APBGG calls for industry action against the UKGC

The All-Party Parliamentary Betting & Gaming Group (APBGG) has extended its inquiry, examining the competencies of the UK Gambling Commission (UKGC) as the regulatory body of British gambling. 

The decision follows significant evidence submitted to the group, outlining the seriousness of alleged failings by the UKGC governing the gambling sector.

The APBGG launched its inquiry following industry concerns that the UKGC failings had not been highlighted by reports sanctioned by the Public Accounts Committee, National Audit Office and House of Lords Select Committee on the Social and Economic Impact of the Gambling Industry in 2020.

The group will submit its evidence to DCMS review of the 2005 Gambling Act, in which it outlined that the UKGC negligence in the collapse of Football Index had further compounded its view “that the regulator was definitely not as world beating as it likes to claim”.
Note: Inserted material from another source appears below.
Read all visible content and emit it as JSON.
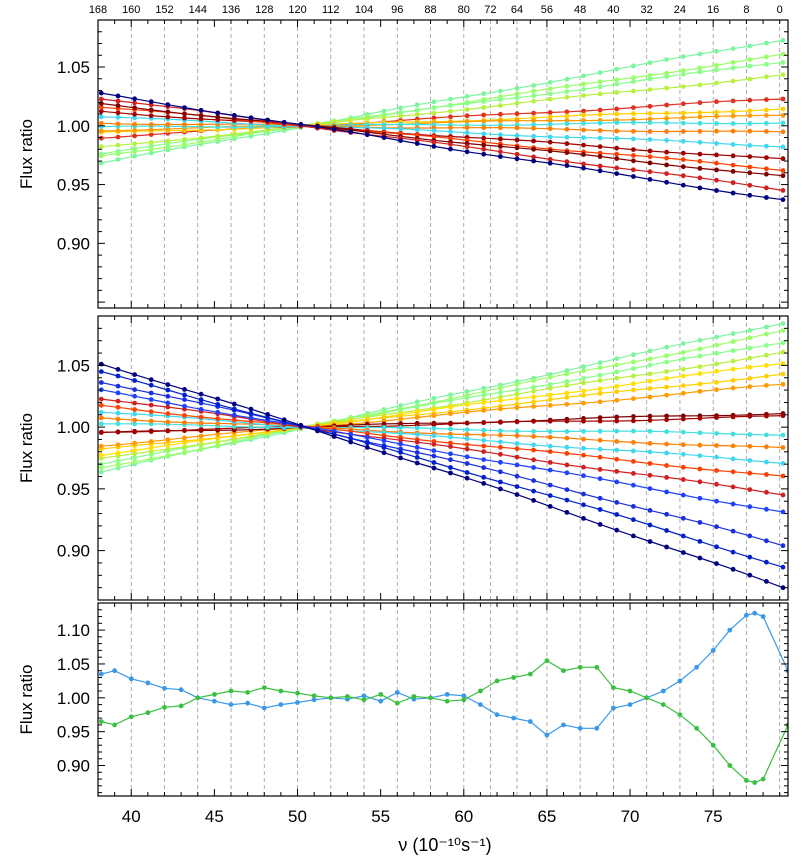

Extending its inquiry until 1 December, the APBGG has invited licensed operators to submit evidence of the Commission breaching its use of regulatory powers and the code of conduct applied by the Legislative and Regulatory Reform Act 2006.

Of note,  the APBGG seeks feedback on instances where the Commission provided a poor level of service that brings into question its ability to function as a regulatory agency.

Once complete, the report will be forwarded to the Department for Business, Energy & Industrial Strategy (BEIS), the government department responsible for the oversight of British industry regulators.

APBGG confirmed that UKGC Chief Executive Andrew Rhodes has agreed to attend an invited industry audience meeting of the Group to respond to report findings.

“We have been shocked by two things since we launched this investigation, the sheer scale and severity of evidence that has been submitted to us and the abject terror that the industry has of recriminations by the regulator.” –  Read a statement by Scott Benton MP, Co-Chair of the Parliamentary All Party Betting & Gaming Group.

“I would like to take this opportunity to thank those who have submitted evidence of what is showing to be numerous examples of often incredibly tortuous, arbitrary and expensive dealings with the UKGC and reiterate our promise of absolute anonymity to any remaining operators or advisors to submit their experiences without any fear of retribution. As a Group we stand wholeheartedly behind the British gambling industry’s desire to be well regulated by a competent and fair regulator.”